Cars, Culture, and Etc.

Comment: Alltop RSS aggregate

In Analysis, Link on March 19, 2008 at 9:33 am

If you’re not up on the latest Web 2.0 trends, fear not: neither am I. But RSS aggregates seem to be a huge traffic-driver these days, mostly because people still like their date categorized. Just like a newspaper. And searching requires typing? Oh noes!

I usually have a big workload (here) at the office, so knowing I can look at the pertinent news and stories across the web is very appealing. That I don’t have to remember (or clutter up) my bookmarks is also appealing. And, of course, it lets me see posts from my three favourite topics: cars, design, and social media.

My site isn’t listed on Alltop (yet!), but because I’d like to keep everyone informed with what catches my eye in terms of cars, design, and culture – and because it’s still early days here – I thought it’d help make web surfing just that much easier.

It also never ceases to amaze me that there’s a burgeoning gap between traditional media personalities / decision makers and their web counterparts. Old money vs. new? Possibly. Like who’s Guy Kawasaki?

Therein lies the problem traditional marketing faces. I mean, they know the web is a challenge and I don’t pretend to be saying anything that hasn’t been out there for the last ten years. But if you’re General Motors, why would you spend $10,000 on a double page spread in a magazine when you can have potential customers exposed to your ads as you surf the web – for a fraction of the cost? (If I started putting ads up, believe me the fraction would be 1/1. Ha.)

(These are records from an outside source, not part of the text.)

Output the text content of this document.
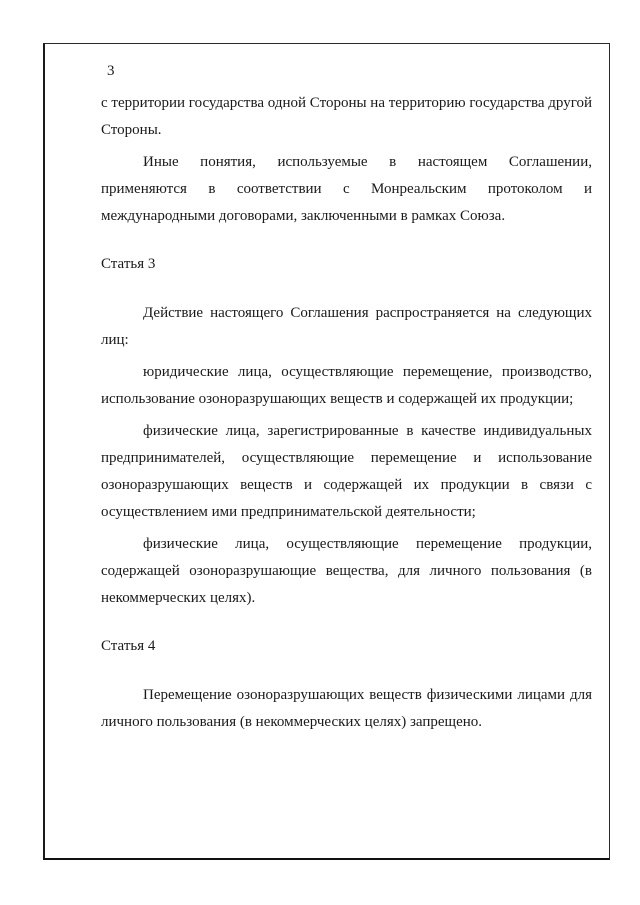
3

с территории государства одной Стороны на территорию государства другой Стороны.

Иные понятия, используемые в настоящем Соглашении, применяются в соответствии с Монреальским протоколом и международными договорами, заключенными в рамках Союза.

Статья 3

Действие настоящего Соглашения распространяется на следующих лиц:

юридические лица, осуществляющие перемещение, производство, использование озоноразрушающих веществ и содержащей их продукции;

физические лица, зарегистрированные в качестве индивидуальных предпринимателей, осуществляющие перемещение и использование озоноразрушающих веществ и содержащей их продукции в связи с осуществлением ими предпринимательской деятельности;

физические лица, осуществляющие перемещение продукции, содержащей озоноразрушающие вещества, для личного пользования (в некоммерческих целях).

Статья 4

Перемещение озоноразрушающих веществ физическими лицами для личного пользования (в некоммерческих целях) запрещено.
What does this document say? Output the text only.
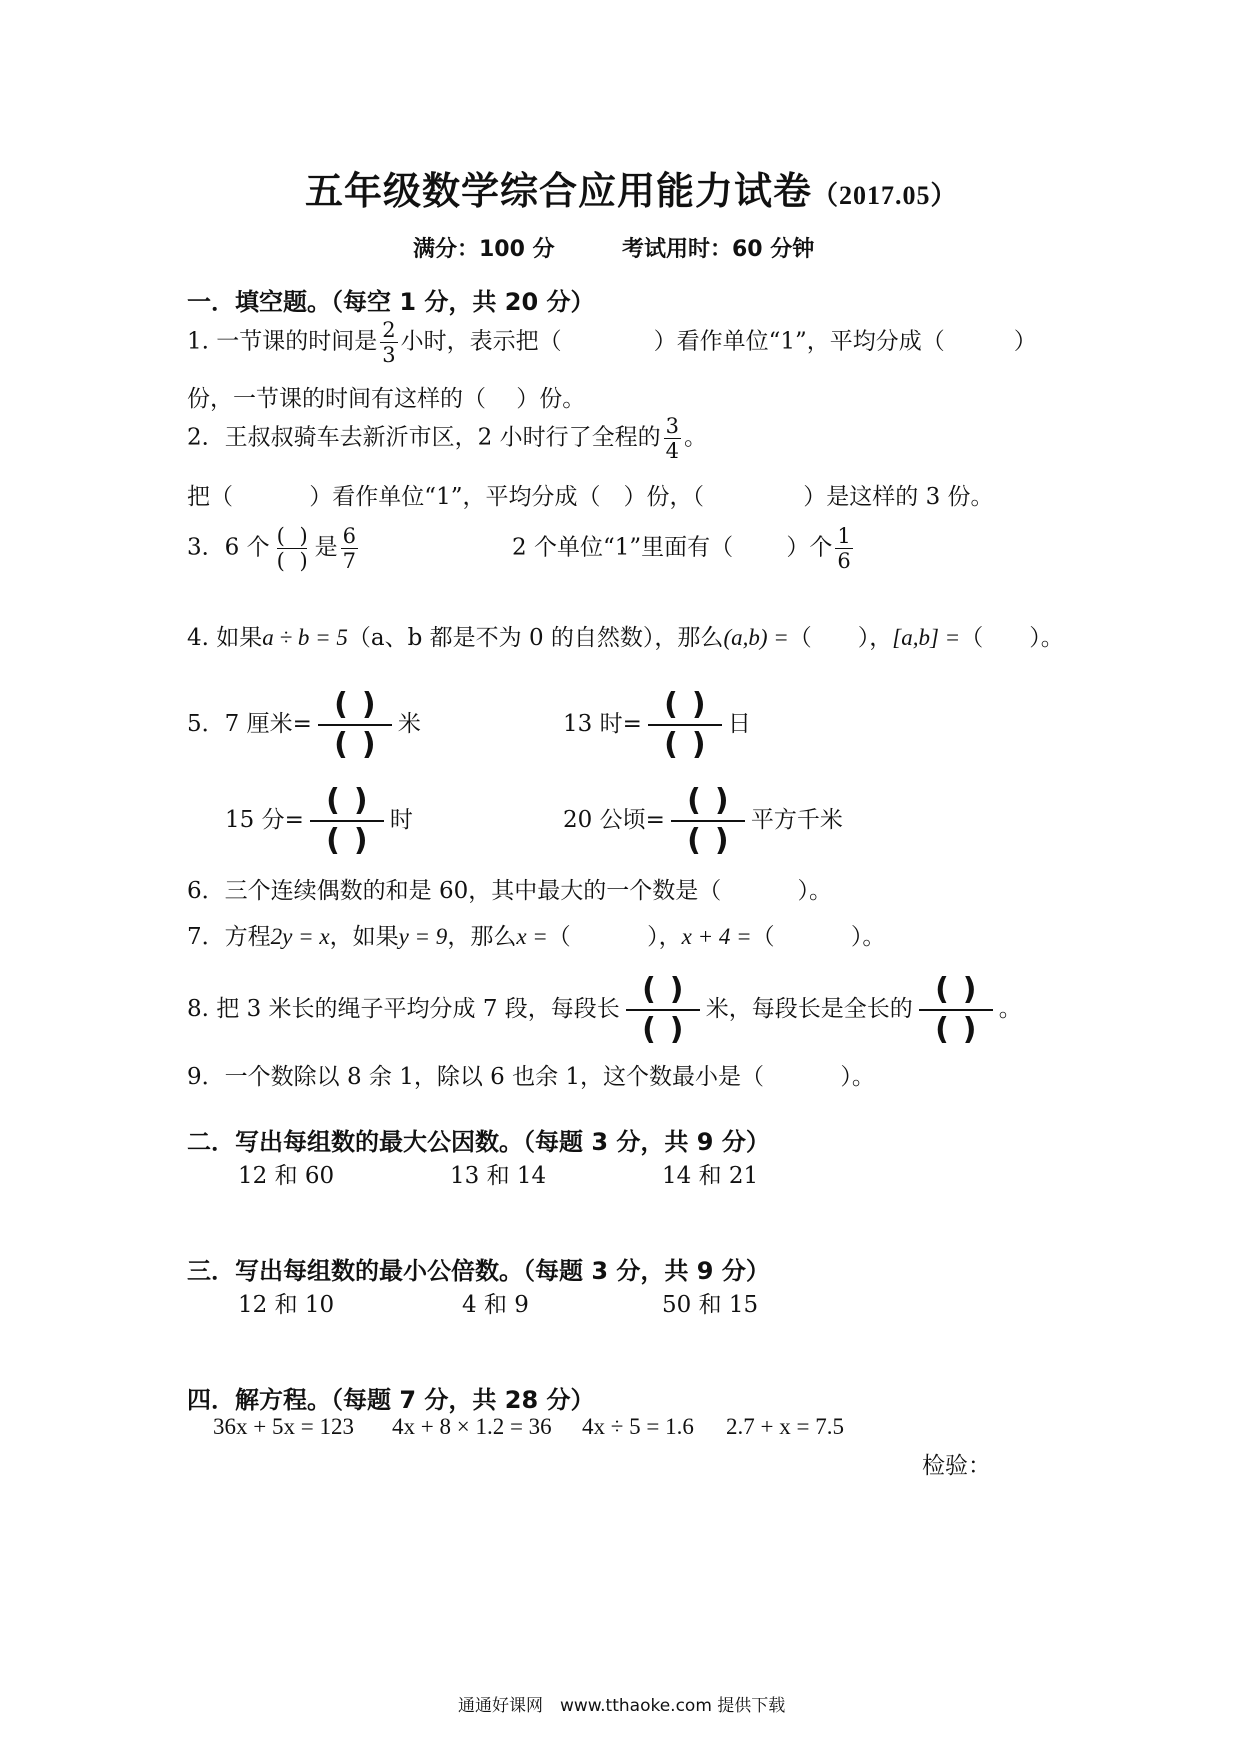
五年级数学综合应用能力试卷（2017.05）
满分：100 分	考试用时：60 分钟
一．填空题。（每空 1 分，共 20 分）
1. 一节课的时间是 $\frac{2}{3}$ 小时，表示把（　　　　）看作单位“1”，平均分成（　　　）
份，一节课的时间有这样的（　 ）份。
2．王叔叔骑车去新沂市区，2 小时行了全程的 $\frac{3}{4}$ 。
把（　　　 ）看作单位“1”，平均分成（　）份，（　　　　 ）是这样的 3 份。
3．6 个 ( )
( )
是 $\frac{6}{7}$	2 个单位“1”里面有（　　 ）个 $\frac{1}{6}$
4. 如果a ÷ b = 5（a、b 都是不为 0 的自然数），那么(a,b) =（　　），[a,b] =（　　）。
5．7 厘米=
()
()
米	13 时=
()
()
日
15 分=
()
()
时	20 公顷=
()
()
平方千米
6．三个连续偶数的和是 60，其中最大的一个数是（　　　 ）。
7．方程2y = x，如果y = 9，那么x =（　　　 ），x + 4 =（　　　 ）。
8. 把 3 米长的绳子平均分成 7 段，每段长
()
()
米，每段长是全长的
()
()
。
9．一个数除以 8 余 1，除以 6 也余 1，这个数最小是（　　　 ）。
二．写出每组数的最大公因数。（每题 3 分，共 9 分）
12 和 60	13 和 14	14 和 21
三．写出每组数的最小公倍数。（每题 3 分，共 9 分）
12 和 10	4 和 9	50 和 15
四．解方程。（每题 7 分，共 28 分）
36x + 5x = 123 4x + 8 × 1.2 = 36 4x ÷ 5 = 1.6 2.7 + x = 7.5
检验：
通通好课网　www.tthaoke.com 提供下载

Not to mention there’s a finite time to read a magazine. You can’t just pop one open in the middle of a workday like you can a blog. You can’t put your finger on a new Pontiac magazine ad and be whisked away to a thousand videos of a G8 doing burnouts. That said, without tags and searches, I’d never be able to find anything I read on the web an hour ago.

There’s room for great journalism and content on the web, just as there’s room for compelling (free!) magazines. There’s also room for a little more personality in media that isn’t controlled (directly) by a massive conglomerate. That’s what I’ll be hoping to achieve here in a short while. But until then, enjoy Alltop!